Holbrook House, the swanky bar and restaurant that opened Wednesday in the Financial District, has marble floors and two-person booths upholstered in blue satin. Guests dining at select tables need only flip a switch to call for Champagne or another martini.
The unusual design feature is among the five-star guest amenities built to match the grandeur of the expansive hall built to house a bank at 1 Sansome St. back in 1910. Its latest transformation includes an oval-shaped bar, forest green old-fashioned barbershop-style chairs and lots of brass.
Flip the switch (left for bubbly, right for gin), and a globe-shaped bulb illuminates, prompting a bartender to wheel over a 1920s-era vintage cart with seven kinds of sparkling wine by the glass ($14 to $58 for Dom Perignon) to complement the upscale American menu. The martini cart offers an array of gins and vodkas, with garnishes for the bartender to prepare your cocktail tableside ($16 and up).
Really want to indulge? To your martini service, add a caviar “bump,” a $10 serving of fish eggs from the California Caviar Company scooped onto the back of your hand (to be eaten, not snorted). It’s a preview of the establishment’s caviar cart service. In case you were wondering, there’s no switch.
“We were thinking about it,” said Hernan Martinez, general manager and beverage director. “But three lights would have been a lot.”
The elegant Holbrook House abuts a light-filled atrium known as the Conservatory, a privately owned public open space that was once studded with palm trees and will now operate as a catering venue seating up to 2,000. (It will remain open to the public.)

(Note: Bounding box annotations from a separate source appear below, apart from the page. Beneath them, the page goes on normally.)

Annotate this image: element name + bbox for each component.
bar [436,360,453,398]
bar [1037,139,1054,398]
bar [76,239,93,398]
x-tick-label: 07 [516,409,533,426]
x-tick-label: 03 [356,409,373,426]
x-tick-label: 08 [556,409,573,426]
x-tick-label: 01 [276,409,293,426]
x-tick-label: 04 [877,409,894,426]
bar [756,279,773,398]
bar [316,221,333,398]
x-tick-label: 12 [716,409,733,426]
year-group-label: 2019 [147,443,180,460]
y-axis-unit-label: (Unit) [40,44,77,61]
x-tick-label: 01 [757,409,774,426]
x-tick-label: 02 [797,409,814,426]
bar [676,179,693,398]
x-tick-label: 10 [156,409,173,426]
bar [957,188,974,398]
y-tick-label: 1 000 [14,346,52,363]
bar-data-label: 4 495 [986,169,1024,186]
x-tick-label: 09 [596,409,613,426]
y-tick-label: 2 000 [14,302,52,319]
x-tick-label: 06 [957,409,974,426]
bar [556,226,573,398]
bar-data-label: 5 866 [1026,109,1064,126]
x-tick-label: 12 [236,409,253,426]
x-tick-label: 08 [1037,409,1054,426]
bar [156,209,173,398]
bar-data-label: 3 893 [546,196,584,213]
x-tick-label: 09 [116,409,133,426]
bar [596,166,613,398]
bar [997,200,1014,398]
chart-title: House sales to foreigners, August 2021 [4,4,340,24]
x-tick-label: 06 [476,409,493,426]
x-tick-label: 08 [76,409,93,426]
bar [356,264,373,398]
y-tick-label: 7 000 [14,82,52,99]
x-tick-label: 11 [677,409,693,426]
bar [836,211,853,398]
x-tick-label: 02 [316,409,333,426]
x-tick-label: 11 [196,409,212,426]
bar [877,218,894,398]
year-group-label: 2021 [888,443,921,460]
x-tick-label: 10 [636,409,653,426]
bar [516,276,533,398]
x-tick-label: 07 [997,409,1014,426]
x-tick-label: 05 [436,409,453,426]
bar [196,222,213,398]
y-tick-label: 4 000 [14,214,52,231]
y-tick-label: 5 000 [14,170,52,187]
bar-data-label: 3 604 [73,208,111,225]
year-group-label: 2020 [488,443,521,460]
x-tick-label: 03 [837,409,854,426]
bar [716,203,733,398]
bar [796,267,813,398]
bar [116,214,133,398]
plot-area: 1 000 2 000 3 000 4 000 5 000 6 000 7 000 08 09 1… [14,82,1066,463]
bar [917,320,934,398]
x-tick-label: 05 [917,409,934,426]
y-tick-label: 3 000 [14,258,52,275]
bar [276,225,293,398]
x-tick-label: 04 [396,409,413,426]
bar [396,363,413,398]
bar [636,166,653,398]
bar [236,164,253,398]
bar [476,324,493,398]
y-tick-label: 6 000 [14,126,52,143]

The ground-floor bar and restaurant is led by Philip Siegel, a veteran of the Julia Morgan Ballroom and the Merchants Exchange Club.
In a 2022 Chronicle article, Siegel said the new establishment—which cost an estimated $24 million to renovate—would be a place “where people drink martinis and sip Champagne and feel very good about it.”
Observers hope it heralds a new era of elegance for the city’s beleaguered Financial District, as Downtown San Francisco strives to cement itself as a high-end nightlife destination, with openings of new venues, including the Dawn Club, Felix and Bar Sprezzatura.